Per gli animali non esistono ricorrenze. Per gli uccelli, semmai, vi sono rincorrenze. Precarietà umile, nonluoghi del bisogno. Li ha uccisi una grama pretesa di felicità, l’idiota vitalismo di cervelli senz’ali. Qualcuno li ha ripresi dal balcone di casa. I corpi aerodinamici fattisi improvvisamente pesanti. Un paesaggio alla De Chirico, fra condomini spenti e finestroni voraci. Su di essi i volatili si sono schiantati, inghiottiti. E sulle fiancate incombevano due occhi umani, spaventati anch’essi, ma fissi, e implacabili nella loro rassegnazione.

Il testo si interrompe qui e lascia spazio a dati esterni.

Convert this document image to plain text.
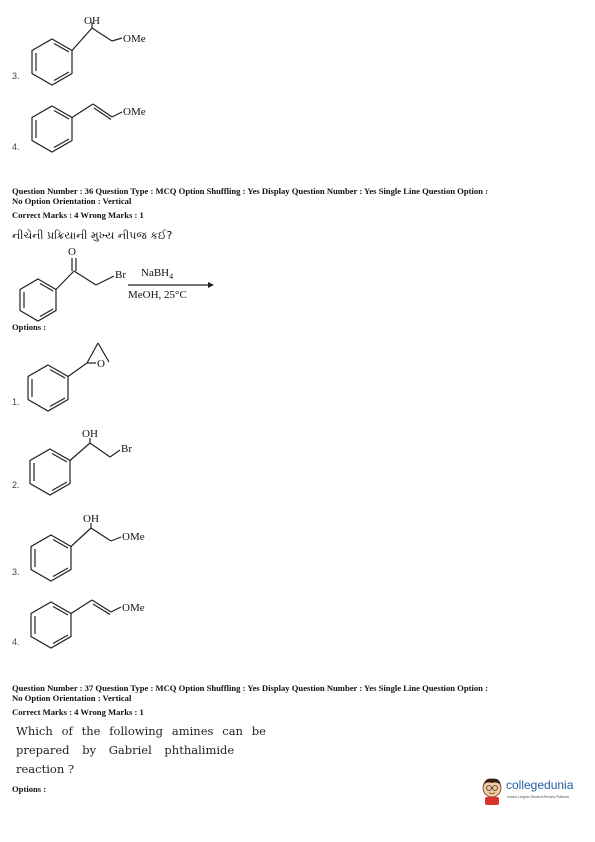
OH
OMe
3.
OMe
4.
Question Number : 36 Question Type : MCQ Option Shuffling : Yes Display Question Number : Yes Single Line Question Option :
No Option Orientation : Vertical
Correct Marks : 4 Wrong Marks : 1
નીચેની પ્રક્રિયાની મુખ્ય નીપજ કઈ?
O
Br NaBH$_4$
MeOH, 25°C
Options :
O
1.
OH
Br
2.
OH
OMe
3.
OMe
4.
Question Number : 37 Question Type : MCQ Option Shuffling : Yes Display Question Number : Yes Single Line Question Option :
No Option Orientation : Vertical
Correct Marks : 4 Wrong Marks : 1
Which of the following amines can be
prepared by Gabriel phthalimide
reaction ?
Options :	collegedunia
India's Largest Student Review Platform
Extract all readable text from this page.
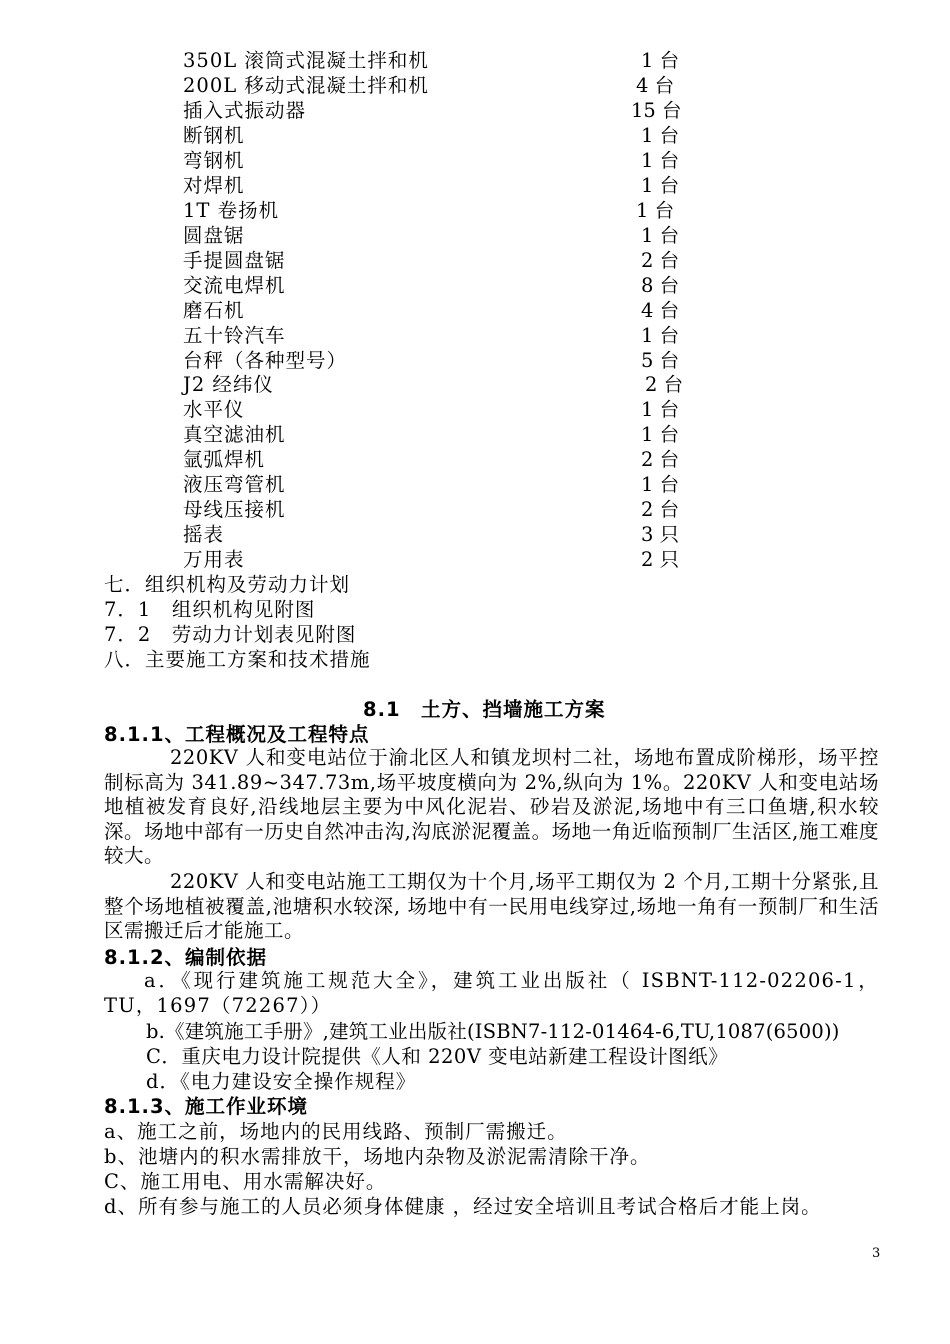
350L 滚筒式混凝土拌和机	1 台
200L 移动式混凝土拌和机	4 台
插入式振动器	15 台
断钢机	1 台
弯钢机	1 台
对焊机	1 台
1T 卷扬机	1 台
圆盘锯	1 台
手提圆盘锯	2 台
交流电焊机	8 台
磨石机	4 台
五十铃汽车	1 台
台秤（各种型号）	5 台
J2 经纬仪	2 台
水平仪	1 台
真空滤油机	1 台
氩弧焊机	2 台
液压弯管机	1 台
母线压接机	2 台
摇表	3 只
万用表	2 只
七．组织机构及劳动力计划
7．1　组织机构见附图
7．2　劳动力计划表见附图
八．主要施工方案和技术措施
8.1　土方、挡墙施工方案
8.1.1、工程概况及工程特点
220KV 人和变电站位于渝北区人和镇龙坝村二社，场地布置成阶梯形，场平控制标高为 341.89~347.73m,场平坡度横向为 2%,纵向为 1%。220KV 人和变电站场地植被发育良好,沿线地层主要为中风化泥岩、砂岩及淤泥,场地中有三口鱼塘,积水较深。场地中部有一历史自然冲击沟,沟底淤泥覆盖。场地一角近临预制厂生活区,施工难度较大。
220KV 人和变电站施工工期仅为十个月,场平工期仅为 2 个月,工期十分紧张,且整个场地植被覆盖,池塘积水较深, 场地中有一民用电线穿过,场地一角有一预制厂和生活区需搬迁后才能施工。
8.1.2、编制依据
a．《现行建筑施工规范大全》，建筑工业出版社（ ISBNT-112-02206-1，TU，1697（72267））
b.《建筑施工手册》,建筑工业出版社(ISBN7-112-01464-6,TU,1087(6500))
C．重庆电力设计院提供《人和 220V 变电站新建工程设计图纸》
d．《电力建设安全操作规程》
8.1.3、施工作业环境
a、施工之前，场地内的民用线路、预制厂需搬迁。
b、池塘内的积水需排放干，场地内杂物及淤泥需清除干净。
C、施工用电、用水需解决好。
d、所有参与施工的人员必须身体健康 ，经过安全培训且考试合格后才能上岗。
3
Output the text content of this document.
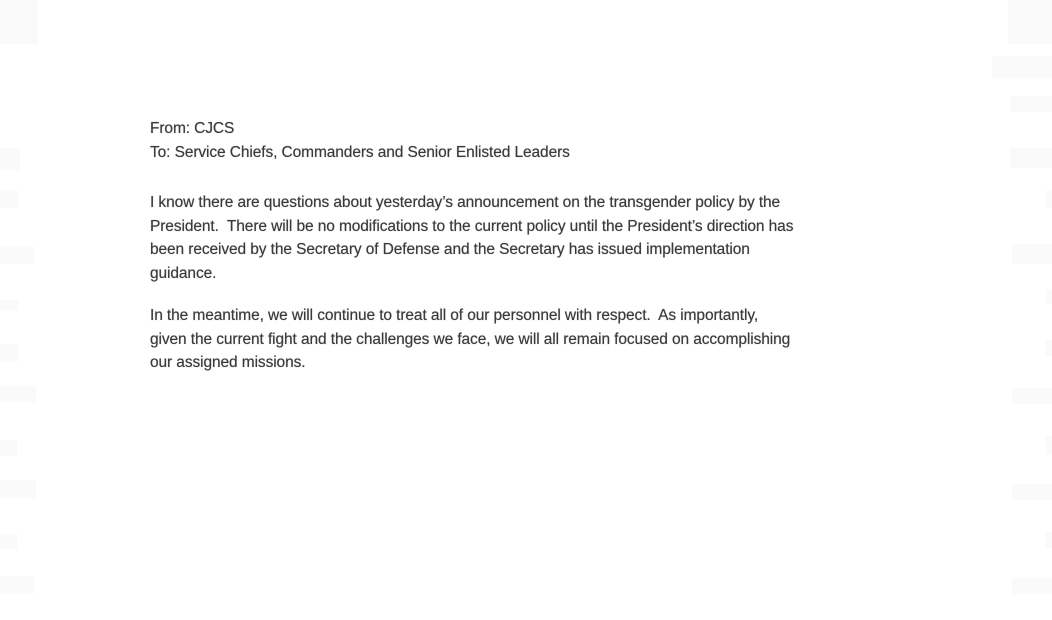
From: CJCS
To: Service Chiefs, Commanders and Senior Enlisted Leaders
I know there are questions about yesterday’s announcement on the transgender policy by the
President.  There will be no modifications to the current policy until the President’s direction has
been received by the Secretary of Defense and the Secretary has issued implementation
guidance.
In the meantime, we will continue to treat all of our personnel with respect.  As importantly,
given the current fight and the challenges we face, we will all remain focused on accomplishing
our assigned missions.
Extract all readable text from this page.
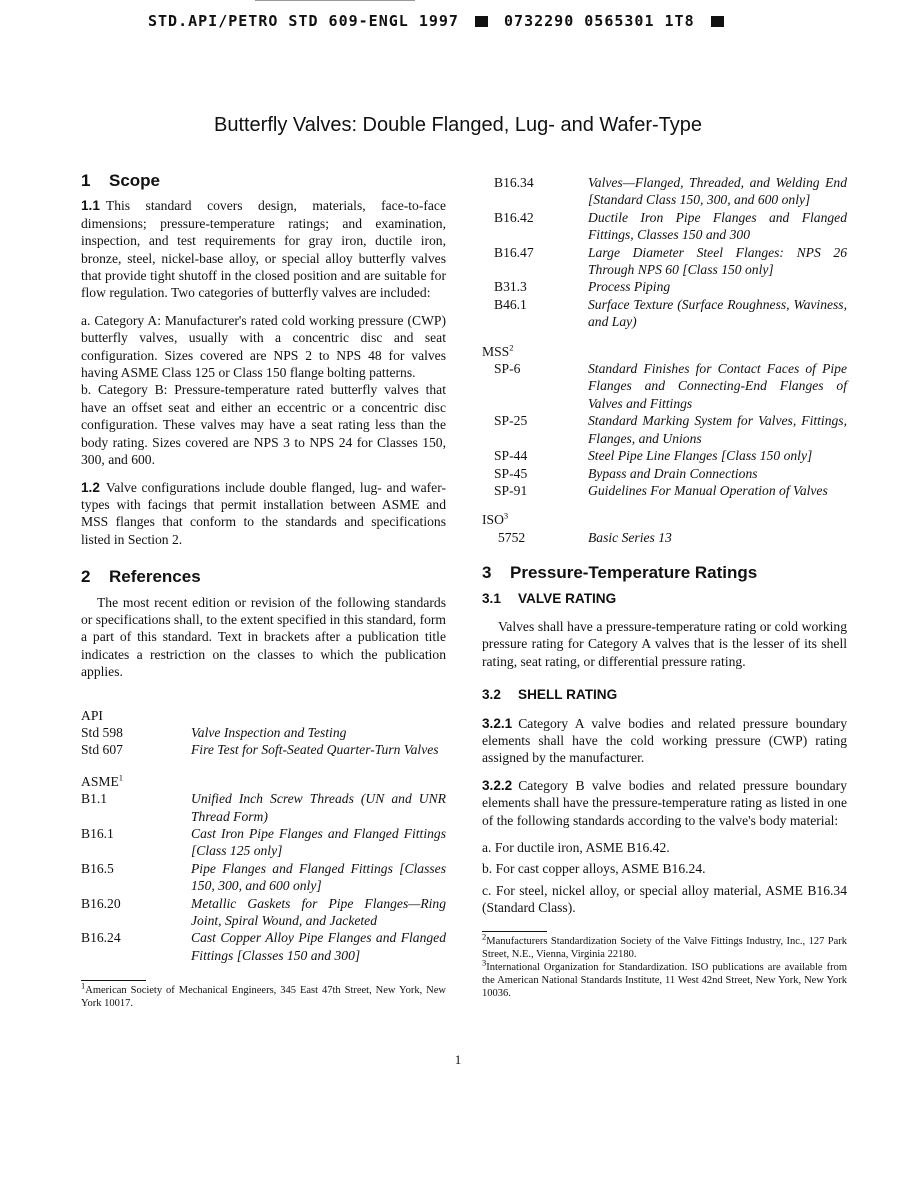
STD.API/PETRO STD 609-ENGL 1997	0732290 0565301 1T8
Butterfly Valves: Double Flanged, Lug- and Wafer-Type
1 Scope

1.1 This standard covers design, materials, face-to-face dimensions; pressure-temperature ratings; and examination, inspection, and test requirements for gray iron, ductile iron, bronze, steel, nickel-base alloy, or special alloy butterfly valves that provide tight shutoff in the closed position and are suitable for flow regulation. Two categories of butterfly valves are included:

a. Category A: Manufacturer's rated cold working pressure (CWP) butterfly valves, usually with a concentric disc and seat configuration. Sizes covered are NPS 2 to NPS 48 for valves having ASME Class 125 or Class 150 flange bolting patterns.

b. Category B: Pressure-temperature rated butterfly valves that have an offset seat and either an eccentric or a concentric disc configuration. These valves may have a seat rating less than the body rating. Sizes covered are NPS 3 to NPS 24 for Classes 150, 300, and 600.

1.2 Valve configurations include double flanged, lug- and wafer-types with facings that permit installation between ASME and MSS flanges that conform to the standards and specifications listed in Section 2.

2 References

The most recent edition or revision of the following standards or specifications shall, to the extent specified in this standard, form a part of this standard. Text in brackets after a publication title indicates a restriction on the classes to which the publication applies.

API
Std 598	Valve Inspection and Testing
Std 607	Fire Test for Soft-Seated Quarter-Turn Valves
ASME$^1$
B1.1	Unified Inch Screw Threads (UN and UNR Thread Form)
B16.1	Cast Iron Pipe Flanges and Flanged Fittings [Class 125 only]
B16.5	Pipe Flanges and Flanged Fittings [Classes 150, 300, and 600 only]
B16.20	Metallic Gaskets for Pipe Flanges—Ring Joint, Spiral Wound, and Jacketed
B16.24	Cast Copper Alloy Pipe Flanges and Flanged Fittings [Classes 150 and 300]

$^1$American Society of Mechanical Engineers, 345 East 47th Street, New York, New York 10017.

B16.34	Valves—Flanged, Threaded, and Welding End [Standard Class 150, 300, and 600 only]
B16.42	Ductile Iron Pipe Flanges and Flanged Fittings, Classes 150 and 300
B16.47	Large Diameter Steel Flanges: NPS 26 Through NPS 60 [Class 150 only]
B31.3	Process Piping
B46.1	Surface Texture (Surface Roughness, Waviness, and Lay)
MSS$^2$
SP-6	Standard Finishes for Contact Faces of Pipe Flanges and Connecting-End Flanges of Valves and Fittings
SP-25	Standard Marking System for Valves, Fittings, Flanges, and Unions
SP-44	Steel Pipe Line Flanges [Class 150 only]
SP-45	Bypass and Drain Connections
SP-91	Guidelines For Manual Operation of Valves
ISO$^3$
5752	Basic Series 13
3 Pressure-Temperature Ratings
3.1 VALVE RATING

Valves shall have a pressure-temperature rating or cold working pressure rating for Category A valves that is the lesser of its shell rating, seat rating, or differential pressure rating.

3.2 SHELL RATING

3.2.1 Category A valve bodies and related pressure boundary elements shall have the cold working pressure (CWP) rating assigned by the manufacturer.

3.2.2 Category B valve bodies and related pressure boundary elements shall have the pressure-temperature rating as listed in one of the following standards according to the valve's body material:

a. For ductile iron, ASME B16.42.

b. For cast copper alloys, ASME B16.24.

c. For steel, nickel alloy, or special alloy material, ASME B16.34 (Standard Class).

$^2$Manufacturers Standardization Society of the Valve Fittings Industry, Inc., 127 Park Street, N.E., Vienna, Virginia 22180.

$^3$International Organization for Standardization. ISO publications are available from the American National Standards Institute, 11 West 42nd Street, New York, New York 10036.

1
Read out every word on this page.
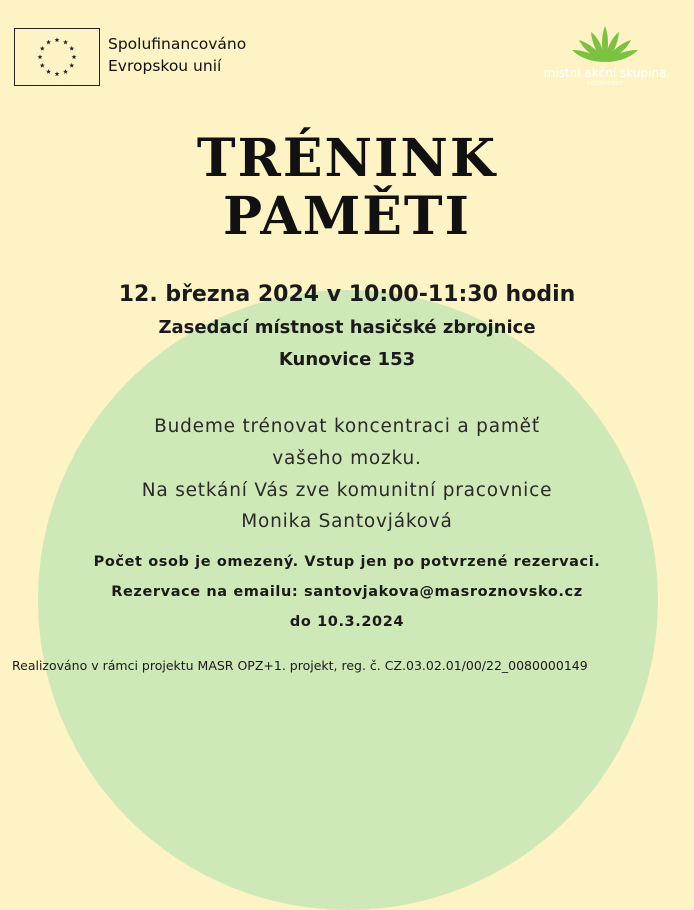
Spolufinancováno
Evropskou unií	místní akční skupina
ROŽNOVSKO
TRÉNINK
PAMĚTI
12. března 2024 v 10:00-11:30 hodin
Zasedací místnost hasičské zbrojnice
Kunovice 153
Budeme trénovat koncentraci a paměť
vašeho mozku.
Na setkání Vás zve komunitní pracovnice
Monika Santovjáková
Počet osob je omezený. Vstup jen po potvrzené rezervaci.
Rezervace na emailu: santovjakova@masroznovsko.cz
do 10.3.2024
Realizováno v rámci projektu MASR OPZ+1. projekt, reg. č. CZ.03.02.01/00/22_0080000149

Abbiamo inaugurato il 2021 con la consueta, meschina pretesa di manipolare la natura. Non è solo nefasta ferocia verso esseri indifesi. È analfabetismo affettivo, incapacità di guardare alto. Gli uccelli testimoniano l’elusività della vita. Un ponte fra terra e cielo da percorrere con slancio, un attestato di fiducia cui non chiedere nulla in cambio. Ma la gratuità ci è ormai estranea, non comprendiamo più l’idea di bellezza ineffabile, accanto a noi e malgrado noi. L’altra notte, dopo quel volo spezzato, ci siamo ritrovati un po’ più soli.

Una risposta a “IL VOLO SPEZZATO”

  1. Grazie. Sensibilità, compassione (nel vero senso etimologico). Lucida, dolente poesia. Da leggere e rileggere.